In a letter sent to every member of the Georgetown community, Dean of Student Affairs Jack DeGoia defended the decision, claiming that it balanced both a commitment to free speech and the “moral tradition of the Roman Catholic Church.” He was one of the few, either in or out of the university, who was convinced by this logic. Archbishop of Washington James Cardinal Hickey denounced the decision, many alumni have withdrawn funds, and four canon lawsuits are pending—one each by students, faculty, alumni, and concerned laypersons—in order to dissolve the university’s relationship with the Catholic Church formally, as it has already been done informally.

The dean of student affairs, however, is only the front man for the university’s president, Fr. Leo J. O’Donovan, S.J., who made the final decision. Fr. O’Donovan has defended his action in terms of preserving “academic freedom” and as a logical outgrowth of the “dynamic tradition of Jesuit education.” He argues that the university is not “recognizing” the proabortion group (terminology that was discarded after the debacle with the homosexual-rights group a few years ago) but is merely providing a forum to discuss the “choice” debate, including (as Dean DeGoia put it) “the moral and legal status and rights of the fetus.” Apparently, it is naive to suppose that a university led by a theologian of a Church that has condemned abortion for two millennia would be clear as to what those rights are.

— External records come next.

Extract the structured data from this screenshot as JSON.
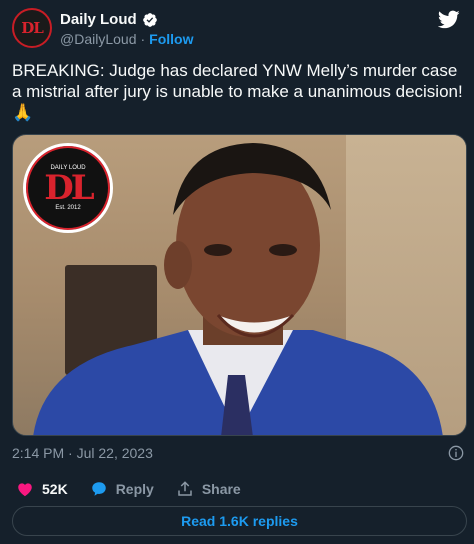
{
  "author": {
    "name": "Daily Loud",
    "handle": "@DailyLoud",
    "separator": "·",
    "follow_label": "Follow",
    "avatar_text": "DL"
  },
  "tweet": {
    "text": "BREAKING: Judge has declared YNW Melly’s murder case a mistrial after jury is unable to make a unanimous decision! 🙏",
    "timestamp": "2:14 PM · Jul 22, 2023"
  },
  "media": {
    "badge_text": "DL",
    "badge_caption": "DAILY LOUD",
    "badge_est": "Est. 2012"
  },
  "actions": {
    "likes": "52K",
    "reply_label": "Reply",
    "share_label": "Share"
  },
  "read_replies_label": "Read 1.6K replies",
  "colors": {
    "background": "#15202b",
    "accent": "#1d9bf0",
    "like": "#f91880",
    "muted": "#8b98a5"
  }
}
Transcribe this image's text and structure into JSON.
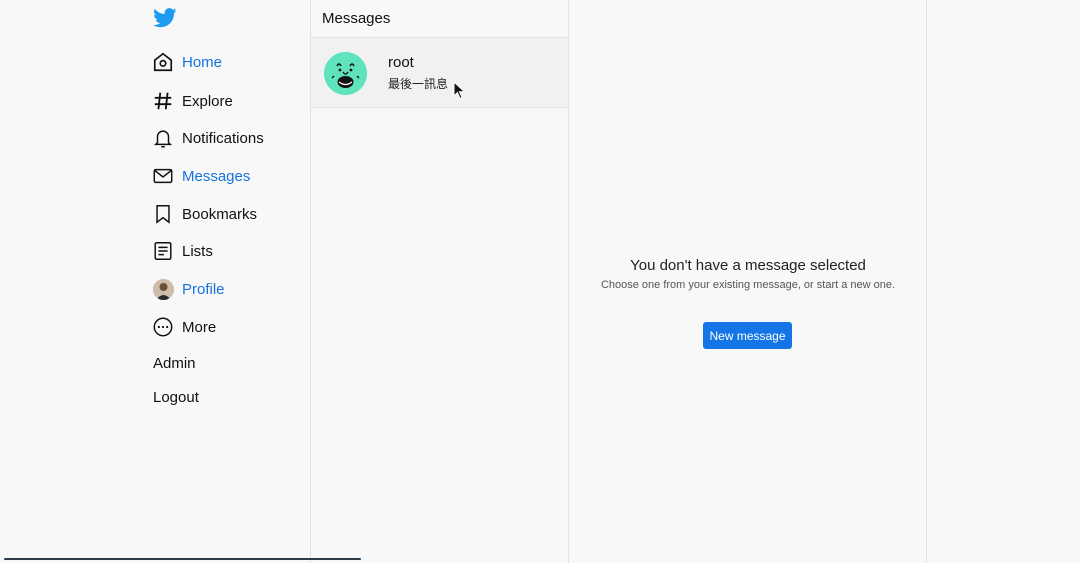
{
  "sidebar": {
    "logo_icon": "bird-logo-icon",
    "items": [
      {
        "label": "Home",
        "icon": "home-icon",
        "active": true
      },
      {
        "label": "Explore",
        "icon": "hash-icon",
        "active": false
      },
      {
        "label": "Notifications",
        "icon": "bell-icon",
        "active": false
      },
      {
        "label": "Messages",
        "icon": "mail-icon",
        "active": true
      },
      {
        "label": "Bookmarks",
        "icon": "bookmark-icon",
        "active": false
      },
      {
        "label": "Lists",
        "icon": "list-icon",
        "active": false
      },
      {
        "label": "Profile",
        "icon": "avatar",
        "active": true
      },
      {
        "label": "More",
        "icon": "more-icon",
        "active": false
      }
    ],
    "admin_label": "Admin",
    "logout_label": "Logout"
  },
  "messages": {
    "header": "Messages",
    "conversations": [
      {
        "name": "root",
        "preview": "最後一訊息"
      }
    ]
  },
  "detail": {
    "empty_title": "You don't have a message selected",
    "empty_subtitle": "Choose one from your existing message, or start a new one.",
    "new_message_label": "New message"
  },
  "colors": {
    "accent": "#1673e0",
    "button": "#1476e6",
    "background": "#f8f8f8"
  }
}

With this decision, made during the quincentennial of St. Ignatius of Loyola’s birth, as well as the 450th anniversary of the founding of the Jesuits, the elite of the Society have demonstrated how little they care for the ideas of its founder and how little they respect the Catholic students and parents who pay thousands of dollars to be educated by these “soldiers of Christ.” Georgetown has paid for lectures by Molly Yard and presentations by two men who wish to have the first legally recognized homosexual marriage in the District of Columbia. (Their case, incidentally, is being handled in part by faculty from the Georgetown University law school.)

The circumlocutions and obfuscations of Dean DeGoia and his superior would be humorous if the stakes were not so high. So while the abortion-rights activists exult, and as the press and the pundits hail this decision as a victory, not for free speech or academic freedom, but for NARAL and its allies (who in recent years have targeted Catholic colleges), DeGoia and Fr. O’Donovan appear to be the only ones fooled by their reasoning.